Christensen believes that highly innovative leaders (think Steve Jobs, Jeff Bezos, etc.) are not just freaks of nature, endowed with a special  innovation gene.

He believes innovation comes from a series of behaviors that can be practiced.

In a thought provoking August 2011 article in Forbes magazine, Christensen (and co-authors Dyer and Gregersen) list “the five skills of disruptive innovators”:

  • Questioning allows innovators to challenge the status quo and consider new possibilities;
  • Observing helps innovators detect small details—in the activities of customers, suppliers and other companies—that suggest new ways of doing things;
  • Networking permits innovators to gain radically different perspectives from individuals with diverse backgrounds;
  • Experimenting prompts innovators to relentlessly try out new experiences, take things apart and test new ideas;
  • Associational thinking—drawing connections among questions, problems or ideas from unrelated fields—is triggered by questioning, observing, networking and experimenting and is the catalyst for creative ideas.

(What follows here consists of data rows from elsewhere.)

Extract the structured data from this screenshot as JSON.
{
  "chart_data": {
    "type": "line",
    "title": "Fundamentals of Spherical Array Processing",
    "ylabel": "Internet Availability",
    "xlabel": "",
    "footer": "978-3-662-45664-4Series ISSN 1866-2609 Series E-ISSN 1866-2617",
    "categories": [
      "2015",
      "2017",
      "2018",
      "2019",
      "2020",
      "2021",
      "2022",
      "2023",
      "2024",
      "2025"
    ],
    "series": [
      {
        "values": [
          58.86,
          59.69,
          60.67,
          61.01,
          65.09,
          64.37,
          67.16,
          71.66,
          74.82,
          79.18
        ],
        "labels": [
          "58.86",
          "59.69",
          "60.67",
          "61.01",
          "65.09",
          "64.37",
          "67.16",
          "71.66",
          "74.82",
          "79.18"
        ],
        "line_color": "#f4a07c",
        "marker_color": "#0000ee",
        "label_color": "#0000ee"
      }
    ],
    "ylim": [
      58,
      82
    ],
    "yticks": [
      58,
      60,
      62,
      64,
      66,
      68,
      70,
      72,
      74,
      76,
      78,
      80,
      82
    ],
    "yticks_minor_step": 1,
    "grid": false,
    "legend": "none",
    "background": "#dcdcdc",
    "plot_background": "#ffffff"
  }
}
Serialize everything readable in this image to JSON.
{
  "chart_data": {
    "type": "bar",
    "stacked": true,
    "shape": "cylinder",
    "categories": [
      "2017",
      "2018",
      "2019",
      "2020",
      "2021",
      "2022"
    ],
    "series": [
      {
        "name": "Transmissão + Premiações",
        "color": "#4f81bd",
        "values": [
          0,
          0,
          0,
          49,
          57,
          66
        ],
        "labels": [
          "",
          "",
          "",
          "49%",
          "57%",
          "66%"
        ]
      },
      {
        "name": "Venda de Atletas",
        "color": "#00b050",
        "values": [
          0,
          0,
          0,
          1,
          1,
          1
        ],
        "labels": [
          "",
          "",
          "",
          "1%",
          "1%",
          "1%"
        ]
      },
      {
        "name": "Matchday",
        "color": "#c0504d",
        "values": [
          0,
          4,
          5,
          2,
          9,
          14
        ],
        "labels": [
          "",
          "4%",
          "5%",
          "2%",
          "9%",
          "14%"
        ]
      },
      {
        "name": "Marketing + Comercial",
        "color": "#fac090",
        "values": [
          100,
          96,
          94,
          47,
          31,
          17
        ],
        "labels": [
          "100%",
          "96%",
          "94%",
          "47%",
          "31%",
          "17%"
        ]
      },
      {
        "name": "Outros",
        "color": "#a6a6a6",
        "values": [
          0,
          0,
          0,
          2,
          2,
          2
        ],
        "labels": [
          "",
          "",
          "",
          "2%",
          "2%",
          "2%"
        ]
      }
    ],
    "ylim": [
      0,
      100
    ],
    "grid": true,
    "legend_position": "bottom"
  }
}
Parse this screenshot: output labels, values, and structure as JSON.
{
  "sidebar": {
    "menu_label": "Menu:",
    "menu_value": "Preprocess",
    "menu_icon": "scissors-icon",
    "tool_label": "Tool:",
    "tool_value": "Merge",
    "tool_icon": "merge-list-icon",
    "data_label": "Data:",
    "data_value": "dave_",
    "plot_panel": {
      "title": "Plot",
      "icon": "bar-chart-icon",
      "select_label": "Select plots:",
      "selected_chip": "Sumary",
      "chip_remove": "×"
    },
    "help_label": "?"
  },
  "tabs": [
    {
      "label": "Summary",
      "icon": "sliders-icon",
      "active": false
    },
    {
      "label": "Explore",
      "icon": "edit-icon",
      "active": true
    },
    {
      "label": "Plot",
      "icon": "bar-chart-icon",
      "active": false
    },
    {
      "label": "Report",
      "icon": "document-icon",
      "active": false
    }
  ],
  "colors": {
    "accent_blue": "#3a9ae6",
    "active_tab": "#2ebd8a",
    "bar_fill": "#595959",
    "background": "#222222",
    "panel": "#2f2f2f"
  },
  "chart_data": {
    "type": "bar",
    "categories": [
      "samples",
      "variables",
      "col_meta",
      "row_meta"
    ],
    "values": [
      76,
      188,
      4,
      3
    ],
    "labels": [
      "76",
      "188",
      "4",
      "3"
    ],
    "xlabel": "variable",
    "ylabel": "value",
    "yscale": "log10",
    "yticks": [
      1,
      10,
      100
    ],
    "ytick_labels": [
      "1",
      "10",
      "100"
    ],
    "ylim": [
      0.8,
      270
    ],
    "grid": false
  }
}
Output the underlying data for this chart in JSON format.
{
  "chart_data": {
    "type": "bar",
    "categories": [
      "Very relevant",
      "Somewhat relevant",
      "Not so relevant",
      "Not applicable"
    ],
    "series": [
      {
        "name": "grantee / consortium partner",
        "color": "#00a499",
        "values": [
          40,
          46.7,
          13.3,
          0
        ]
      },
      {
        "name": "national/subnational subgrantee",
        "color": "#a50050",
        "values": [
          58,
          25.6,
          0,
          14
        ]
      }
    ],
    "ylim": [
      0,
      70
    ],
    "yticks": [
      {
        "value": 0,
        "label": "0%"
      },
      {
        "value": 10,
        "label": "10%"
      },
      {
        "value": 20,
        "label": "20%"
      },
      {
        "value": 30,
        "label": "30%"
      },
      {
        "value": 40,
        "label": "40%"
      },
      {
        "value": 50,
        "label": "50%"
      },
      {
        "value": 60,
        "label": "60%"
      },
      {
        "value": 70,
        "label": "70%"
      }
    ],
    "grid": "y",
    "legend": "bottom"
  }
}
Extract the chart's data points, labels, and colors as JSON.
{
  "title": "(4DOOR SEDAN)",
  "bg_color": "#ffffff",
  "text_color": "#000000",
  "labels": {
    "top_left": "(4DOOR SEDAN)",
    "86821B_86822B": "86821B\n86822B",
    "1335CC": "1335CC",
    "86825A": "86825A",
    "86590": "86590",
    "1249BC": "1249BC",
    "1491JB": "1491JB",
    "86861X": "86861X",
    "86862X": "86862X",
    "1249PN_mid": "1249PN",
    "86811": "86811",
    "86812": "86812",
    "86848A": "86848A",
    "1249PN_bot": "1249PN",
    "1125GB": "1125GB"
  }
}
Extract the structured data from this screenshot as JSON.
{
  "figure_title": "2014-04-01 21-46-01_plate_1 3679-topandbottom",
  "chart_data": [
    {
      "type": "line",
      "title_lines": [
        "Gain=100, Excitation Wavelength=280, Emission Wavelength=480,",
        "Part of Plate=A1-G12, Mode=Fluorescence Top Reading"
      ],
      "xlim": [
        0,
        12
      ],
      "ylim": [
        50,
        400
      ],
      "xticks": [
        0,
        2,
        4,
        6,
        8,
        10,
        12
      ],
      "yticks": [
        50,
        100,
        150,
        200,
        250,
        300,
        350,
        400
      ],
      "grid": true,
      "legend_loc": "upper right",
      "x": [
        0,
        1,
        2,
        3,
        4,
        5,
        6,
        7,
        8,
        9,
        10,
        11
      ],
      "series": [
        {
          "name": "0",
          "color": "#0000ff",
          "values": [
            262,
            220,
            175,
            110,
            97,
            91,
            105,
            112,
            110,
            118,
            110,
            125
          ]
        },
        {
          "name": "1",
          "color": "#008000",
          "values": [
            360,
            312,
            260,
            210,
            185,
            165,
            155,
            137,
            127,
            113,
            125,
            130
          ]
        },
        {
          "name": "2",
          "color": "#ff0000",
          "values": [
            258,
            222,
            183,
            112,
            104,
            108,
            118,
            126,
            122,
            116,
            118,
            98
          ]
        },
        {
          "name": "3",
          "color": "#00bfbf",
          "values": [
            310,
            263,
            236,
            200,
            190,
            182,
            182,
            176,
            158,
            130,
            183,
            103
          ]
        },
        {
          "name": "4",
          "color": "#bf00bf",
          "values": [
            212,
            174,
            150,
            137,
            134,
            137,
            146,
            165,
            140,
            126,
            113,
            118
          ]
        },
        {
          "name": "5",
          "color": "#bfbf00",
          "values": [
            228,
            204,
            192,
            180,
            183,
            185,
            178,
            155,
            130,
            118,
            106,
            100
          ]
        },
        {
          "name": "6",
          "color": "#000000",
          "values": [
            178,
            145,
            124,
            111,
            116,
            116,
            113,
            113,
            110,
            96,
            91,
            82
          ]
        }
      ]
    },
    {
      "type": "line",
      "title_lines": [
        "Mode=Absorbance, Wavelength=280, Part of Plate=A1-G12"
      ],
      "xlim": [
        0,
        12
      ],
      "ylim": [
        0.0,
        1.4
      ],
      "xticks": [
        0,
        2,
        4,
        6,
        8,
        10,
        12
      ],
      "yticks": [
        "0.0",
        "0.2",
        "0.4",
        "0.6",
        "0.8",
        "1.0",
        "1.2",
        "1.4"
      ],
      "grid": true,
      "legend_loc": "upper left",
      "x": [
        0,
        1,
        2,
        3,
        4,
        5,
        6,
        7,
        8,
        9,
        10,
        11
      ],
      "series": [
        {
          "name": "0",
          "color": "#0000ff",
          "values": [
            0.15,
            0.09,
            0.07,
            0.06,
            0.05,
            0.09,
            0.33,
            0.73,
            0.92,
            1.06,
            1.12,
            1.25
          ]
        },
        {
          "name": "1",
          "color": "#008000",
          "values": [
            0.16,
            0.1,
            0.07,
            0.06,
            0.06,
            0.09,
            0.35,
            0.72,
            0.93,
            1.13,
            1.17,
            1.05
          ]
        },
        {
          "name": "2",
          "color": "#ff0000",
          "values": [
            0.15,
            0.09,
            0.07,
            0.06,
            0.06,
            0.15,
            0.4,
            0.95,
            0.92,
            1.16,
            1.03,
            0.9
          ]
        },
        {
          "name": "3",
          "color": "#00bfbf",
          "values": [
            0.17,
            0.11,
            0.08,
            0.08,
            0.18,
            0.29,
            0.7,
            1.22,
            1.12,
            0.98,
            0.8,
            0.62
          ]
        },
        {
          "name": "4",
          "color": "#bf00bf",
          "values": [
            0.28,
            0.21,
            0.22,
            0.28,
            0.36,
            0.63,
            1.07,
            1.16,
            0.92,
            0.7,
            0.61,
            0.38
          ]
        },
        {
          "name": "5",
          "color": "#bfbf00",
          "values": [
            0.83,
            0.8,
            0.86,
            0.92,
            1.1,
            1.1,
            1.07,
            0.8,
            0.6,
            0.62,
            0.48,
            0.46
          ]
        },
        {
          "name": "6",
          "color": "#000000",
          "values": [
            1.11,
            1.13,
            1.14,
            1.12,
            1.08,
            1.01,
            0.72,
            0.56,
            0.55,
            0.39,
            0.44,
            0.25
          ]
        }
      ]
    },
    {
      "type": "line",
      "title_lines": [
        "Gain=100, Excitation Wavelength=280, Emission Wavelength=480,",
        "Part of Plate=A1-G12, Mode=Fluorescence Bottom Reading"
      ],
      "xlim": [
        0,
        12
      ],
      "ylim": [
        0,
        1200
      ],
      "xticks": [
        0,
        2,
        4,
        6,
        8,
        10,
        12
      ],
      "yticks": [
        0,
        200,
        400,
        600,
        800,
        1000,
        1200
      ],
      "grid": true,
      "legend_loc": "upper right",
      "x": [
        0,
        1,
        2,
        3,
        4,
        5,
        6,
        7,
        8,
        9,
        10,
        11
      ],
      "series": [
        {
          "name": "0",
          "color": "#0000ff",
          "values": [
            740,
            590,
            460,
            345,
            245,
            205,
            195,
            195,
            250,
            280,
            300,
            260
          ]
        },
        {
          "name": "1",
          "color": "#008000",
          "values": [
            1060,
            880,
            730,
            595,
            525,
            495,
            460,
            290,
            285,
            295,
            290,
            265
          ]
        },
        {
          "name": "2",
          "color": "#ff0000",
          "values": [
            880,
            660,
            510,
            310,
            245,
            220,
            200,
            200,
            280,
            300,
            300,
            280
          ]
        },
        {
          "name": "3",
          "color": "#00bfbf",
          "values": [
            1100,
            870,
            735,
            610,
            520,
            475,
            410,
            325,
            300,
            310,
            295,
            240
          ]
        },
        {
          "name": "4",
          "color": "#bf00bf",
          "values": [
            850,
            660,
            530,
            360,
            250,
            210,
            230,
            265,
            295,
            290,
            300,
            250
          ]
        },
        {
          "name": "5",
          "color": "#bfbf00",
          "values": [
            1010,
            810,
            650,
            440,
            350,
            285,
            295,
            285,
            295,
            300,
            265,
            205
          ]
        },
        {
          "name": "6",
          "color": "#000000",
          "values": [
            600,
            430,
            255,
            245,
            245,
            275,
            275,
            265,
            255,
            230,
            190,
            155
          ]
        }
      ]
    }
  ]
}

Questioning, observing, networking, experimenting, associational thinking.

Looks easy enough.  So why is it so hard to do?

After all, no single of these behaviors is that difficult to practice.

The bigger challenge is to doing them in the midst of our current climate.

A stressed out, busy, short-term focused, risk averse climate does not support these behaviors.

To practice these 5 behaviors means change.

It means stepping off of the treadmill of routine, and having fresh eyes to see with.

It means you’re no longer willing to continue with the ordinary.

If we want to achieve extraordinary results, we have to do un-ordinary things.

That can feel dangerous.

Innovation takes courage.    The willingness to “fail”–and see failure as a learning opportunity.

Because that’s what it is: feedback about what didn’t work.

Questioning, observing, networking, experimenting, associational thinking.

Where could you do more of these today?